Travelers’ privacy interests in their cell phones and laptops are, of course, the same as those considered in Riley. Modern devices, a decade later, contain even more data points that together reveal the most personal aspects of our lives, including political affiliations, religious beliefs and practices, sexual and romantic affinities, financial status, health conditions, and family and professional associations.

In considering the government’s interests in warrantless access to digital data at the border, Riley requires analyzing how closely such searches hew to the original purpose of the warrant exception—preventing the entry of prohibited goods themselves via the items being searched. We argue that the government’s interests are weak in seeking unfettered access to travelers’ electronic devices.

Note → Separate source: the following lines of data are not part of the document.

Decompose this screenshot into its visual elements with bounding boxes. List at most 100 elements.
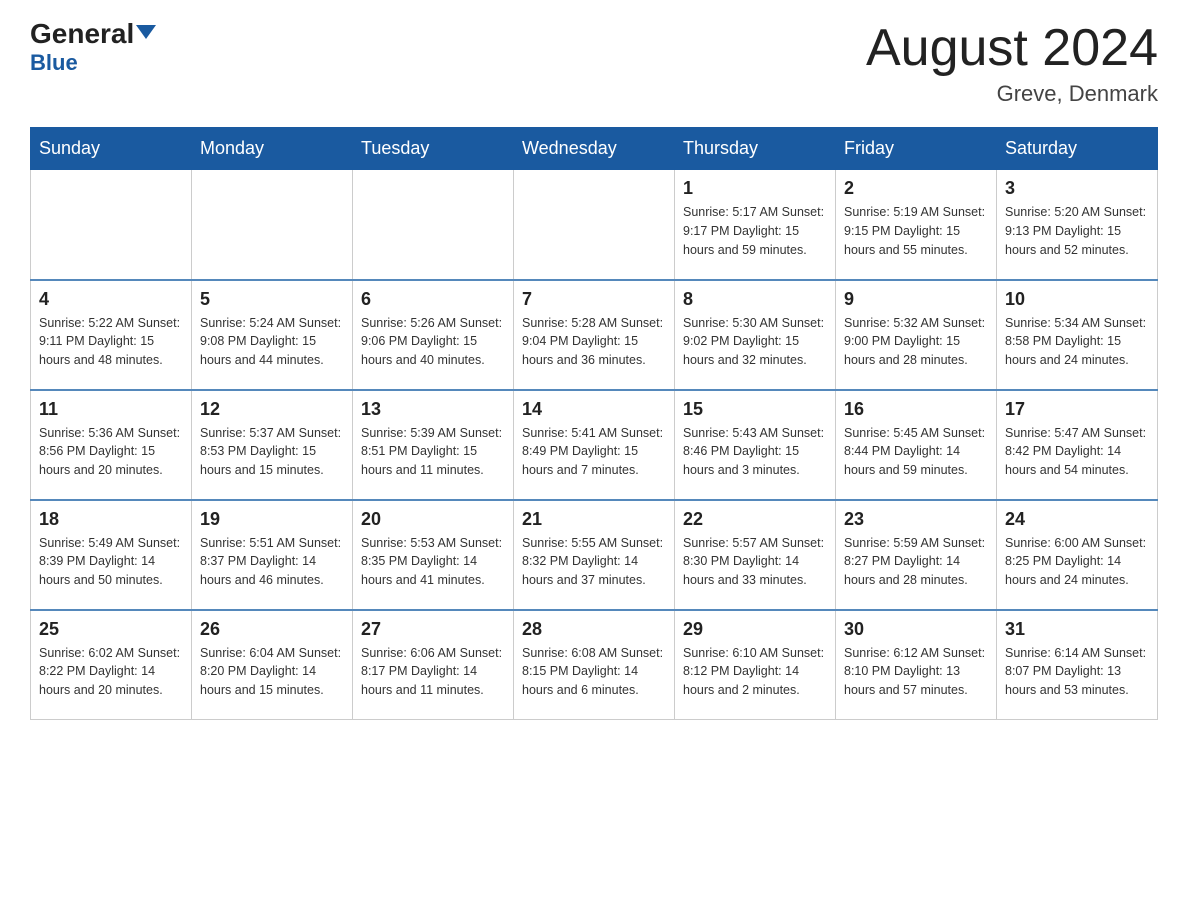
calendar-cell: 20 Sunrise: 5:53 AM Sunset: 8:35 PM Dayli… xyxy=(353,500,514,610)
day-number: 6 xyxy=(361,289,505,310)
day-number: 7 xyxy=(522,289,666,310)
calendar-cell xyxy=(353,170,514,280)
calendar-cell: 24 Sunrise: 6:00 AM Sunset: 8:25 PM Dayli… xyxy=(997,500,1158,610)
logo: General Blue xyxy=(30,20,156,76)
day-info: Sunrise: 5:32 AM Sunset: 9:00 PM Dayligh… xyxy=(844,314,988,370)
calendar-cell: 25Sunrise: 6:02 AM Sunset: 8:22 PM Dayli… xyxy=(31,610,192,720)
month-title: August 2024 xyxy=(866,20,1158,77)
day-number: 26 xyxy=(200,619,344,640)
calendar-cell: 16 Sunrise: 5:45 AM Sunset: 8:44 PM Dayli… xyxy=(836,390,997,500)
day-info: Sunrise: 5:47 AM Sunset: 8:42 PM Dayligh… xyxy=(1005,424,1149,480)
day-number: 19 xyxy=(200,509,344,530)
calendar-cell: 28 Sunrise: 6:08 AM Sunset: 8:15 PM Dayli… xyxy=(514,610,675,720)
day-info: Sunrise: 5:17 AM Sunset: 9:17 PM Dayligh… xyxy=(683,203,827,259)
day-info: Sunrise: 6:12 AM Sunset: 8:10 PM Dayligh… xyxy=(844,644,988,700)
calendar-cell xyxy=(31,170,192,280)
day-number: 15 xyxy=(683,399,827,420)
day-number: 18 xyxy=(39,509,183,530)
day-info: Sunrise: 5:26 AM Sunset: 9:06 PM Dayligh… xyxy=(361,314,505,370)
day-info: Sunrise: 5:39 AM Sunset: 8:51 PM Dayligh… xyxy=(361,424,505,480)
day-number: 31 xyxy=(1005,619,1149,640)
day-number: 11 xyxy=(39,399,183,420)
calendar-cell: 2Sunrise: 5:19 AM Sunset: 9:15 PM Daylig… xyxy=(836,170,997,280)
day-info: Sunrise: 5:20 AM Sunset: 9:13 PM Dayligh… xyxy=(1005,203,1149,259)
day-number: 27 xyxy=(361,619,505,640)
day-number: 16 xyxy=(844,399,988,420)
calendar-cell: 27Sunrise: 6:06 AM Sunset: 8:17 PM Dayli… xyxy=(353,610,514,720)
day-number: 28 xyxy=(522,619,666,640)
calendar-cell: 17 Sunrise: 5:47 AM Sunset: 8:42 PM Dayli… xyxy=(997,390,1158,500)
column-header-thursday: Thursday xyxy=(675,128,836,170)
calendar-cell: 6 Sunrise: 5:26 AM Sunset: 9:06 PM Daylig… xyxy=(353,280,514,390)
day-info: Sunrise: 6:08 AM Sunset: 8:15 PM Dayligh… xyxy=(522,644,666,700)
day-info: Sunrise: 5:55 AM Sunset: 8:32 PM Dayligh… xyxy=(522,534,666,590)
day-info: Sunrise: 5:41 AM Sunset: 8:49 PM Dayligh… xyxy=(522,424,666,480)
column-header-sunday: Sunday xyxy=(31,128,192,170)
day-info: Sunrise: 5:37 AM Sunset: 8:53 PM Dayligh… xyxy=(200,424,344,480)
day-number: 3 xyxy=(1005,178,1149,199)
day-number: 24 xyxy=(1005,509,1149,530)
day-number: 1 xyxy=(683,178,827,199)
day-number: 4 xyxy=(39,289,183,310)
column-header-tuesday: Tuesday xyxy=(353,128,514,170)
calendar-cell: 3 Sunrise: 5:20 AM Sunset: 9:13 PM Daylig… xyxy=(997,170,1158,280)
day-info: Sunrise: 6:14 AM Sunset: 8:07 PM Dayligh… xyxy=(1005,644,1149,700)
calendar-week-5: 25Sunrise: 6:02 AM Sunset: 8:22 PM Dayli… xyxy=(31,610,1158,720)
header-right: August 2024 Greve, Denmark xyxy=(866,20,1158,107)
calendar-cell: 13Sunrise: 5:39 AM Sunset: 8:51 PM Dayli… xyxy=(353,390,514,500)
day-info: Sunrise: 5:22 AM Sunset: 9:11 PM Dayligh… xyxy=(39,314,183,370)
day-info: Sunrise: 5:45 AM Sunset: 8:44 PM Dayligh… xyxy=(844,424,988,480)
calendar-cell: 31 Sunrise: 6:14 AM Sunset: 8:07 PM Dayli… xyxy=(997,610,1158,720)
day-info: Sunrise: 5:34 AM Sunset: 8:58 PM Dayligh… xyxy=(1005,314,1149,370)
day-info: Sunrise: 6:00 AM Sunset: 8:25 PM Dayligh… xyxy=(1005,534,1149,590)
day-info: Sunrise: 5:59 AM Sunset: 8:27 PM Dayligh… xyxy=(844,534,988,590)
day-number: 5 xyxy=(200,289,344,310)
logo-blue: Blue xyxy=(30,50,78,76)
column-header-monday: Monday xyxy=(192,128,353,170)
calendar-week-1: 1 Sunrise: 5:17 AM Sunset: 9:17 PM Daylig… xyxy=(31,170,1158,280)
day-number: 10 xyxy=(1005,289,1149,310)
column-header-wednesday: Wednesday xyxy=(514,128,675,170)
day-number: 21 xyxy=(522,509,666,530)
day-info: Sunrise: 5:49 AM Sunset: 8:39 PM Dayligh… xyxy=(39,534,183,590)
day-info: Sunrise: 6:02 AM Sunset: 8:22 PM Dayligh… xyxy=(39,644,183,700)
calendar-cell: 22Sunrise: 5:57 AM Sunset: 8:30 PM Dayli… xyxy=(675,500,836,610)
page-header: General Blue August 2024 Greve, Denmark xyxy=(30,20,1158,107)
location-title: Greve, Denmark xyxy=(866,81,1158,107)
day-info: Sunrise: 5:24 AM Sunset: 9:08 PM Dayligh… xyxy=(200,314,344,370)
day-number: 20 xyxy=(361,509,505,530)
day-info: Sunrise: 5:51 AM Sunset: 8:37 PM Dayligh… xyxy=(200,534,344,590)
logo-triangle-icon xyxy=(136,25,156,39)
calendar-week-2: 4 Sunrise: 5:22 AM Sunset: 9:11 PM Daylig… xyxy=(31,280,1158,390)
calendar-cell: 26Sunrise: 6:04 AM Sunset: 8:20 PM Dayli… xyxy=(192,610,353,720)
calendar-cell: 4 Sunrise: 5:22 AM Sunset: 9:11 PM Daylig… xyxy=(31,280,192,390)
day-number: 17 xyxy=(1005,399,1149,420)
day-info: Sunrise: 5:19 AM Sunset: 9:15 PM Dayligh… xyxy=(844,203,988,259)
column-header-saturday: Saturday xyxy=(997,128,1158,170)
calendar-cell: 14 Sunrise: 5:41 AM Sunset: 8:49 PM Dayli… xyxy=(514,390,675,500)
calendar-cell: 19 Sunrise: 5:51 AM Sunset: 8:37 PM Dayli… xyxy=(192,500,353,610)
day-info: Sunrise: 5:53 AM Sunset: 8:35 PM Dayligh… xyxy=(361,534,505,590)
calendar-cell: 10 Sunrise: 5:34 AM Sunset: 8:58 PM Dayli… xyxy=(997,280,1158,390)
calendar-cell: 11Sunrise: 5:36 AM Sunset: 8:56 PM Dayli… xyxy=(31,390,192,500)
calendar-cell: 7Sunrise: 5:28 AM Sunset: 9:04 PM Daylig… xyxy=(514,280,675,390)
calendar-table: SundayMondayTuesdayWednesdayThursdayFrid… xyxy=(30,127,1158,720)
day-info: Sunrise: 5:43 AM Sunset: 8:46 PM Dayligh… xyxy=(683,424,827,480)
calendar-cell: 12 Sunrise: 5:37 AM Sunset: 8:53 PM Dayli… xyxy=(192,390,353,500)
day-number: 29 xyxy=(683,619,827,640)
calendar-week-3: 11Sunrise: 5:36 AM Sunset: 8:56 PM Dayli… xyxy=(31,390,1158,500)
calendar-cell: 23Sunrise: 5:59 AM Sunset: 8:27 PM Dayli… xyxy=(836,500,997,610)
day-number: 8 xyxy=(683,289,827,310)
calendar-cell: 1 Sunrise: 5:17 AM Sunset: 9:17 PM Daylig… xyxy=(675,170,836,280)
calendar-cell: 30Sunrise: 6:12 AM Sunset: 8:10 PM Dayli… xyxy=(836,610,997,720)
calendar-cell: 29Sunrise: 6:10 AM Sunset: 8:12 PM Dayli… xyxy=(675,610,836,720)
calendar-cell xyxy=(514,170,675,280)
day-info: Sunrise: 5:30 AM Sunset: 9:02 PM Dayligh… xyxy=(683,314,827,370)
calendar-cell: 15 Sunrise: 5:43 AM Sunset: 8:46 PM Dayli… xyxy=(675,390,836,500)
calendar-cell: 21 Sunrise: 5:55 AM Sunset: 8:32 PM Dayli… xyxy=(514,500,675,610)
day-number: 12 xyxy=(200,399,344,420)
day-number: 9 xyxy=(844,289,988,310)
calendar-cell xyxy=(192,170,353,280)
day-number: 14 xyxy=(522,399,666,420)
day-number: 22 xyxy=(683,509,827,530)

First, physical contraband (like drugs) can’t be found in digital data. Second, digital contraband (such as child pornography) can’t be prevented from entering the country through a warrantless search of a device at the border because it’s likely, given the nature of cloud technology and how internet-connected devices work, that identical copies of the files are already in the country on servers accessible via the internet.

Finally, searching devices for evidence of contraband smuggling (for example, text messages revealing the logistics of an illegal import scheme) and other evidence for general law enforcement (i.e., investigating non-border-related domestic crimes) are too “untethered” from the original purpose of the border search exception, which is to find prohibited items themselves and not evidence to support a criminal prosecution.

If the Second Circuit is not inclined to require a warrant for electronic device searches at the border, we also argue that such a search—whether manual or forensic—should be justified only by reasonable suspicion that the device contains digital contraband and be limited in scope to looking for digital contraband. This extends the Ninth Circuit’s rule from U.S. v. Cano (2019) in which the court held that only forensic device searches at the border require reasonable suspicion that the device contains digital contraband, while manual searches may be conducted without suspicion. But the Cano court also held that all searches must be limited in scope to looking for digital contraband (for example, call logs are off limits because they can’t contain digital contraband in the form of photos or files).

In our brief, we also highlighted three other district courts within the Second Circuit that required a warrant for border device searches: U.S. v. Smith (2023), which we wrote about last year; U.S. v. Sultanov (2024), and U.S. v. Fox (2024). We plan to file briefs in their appeals, as well, in the hope that the Second Circuit will rise to the occasion and be the first circuit to fully protect travelers’ Fourth Amendment rights at the border.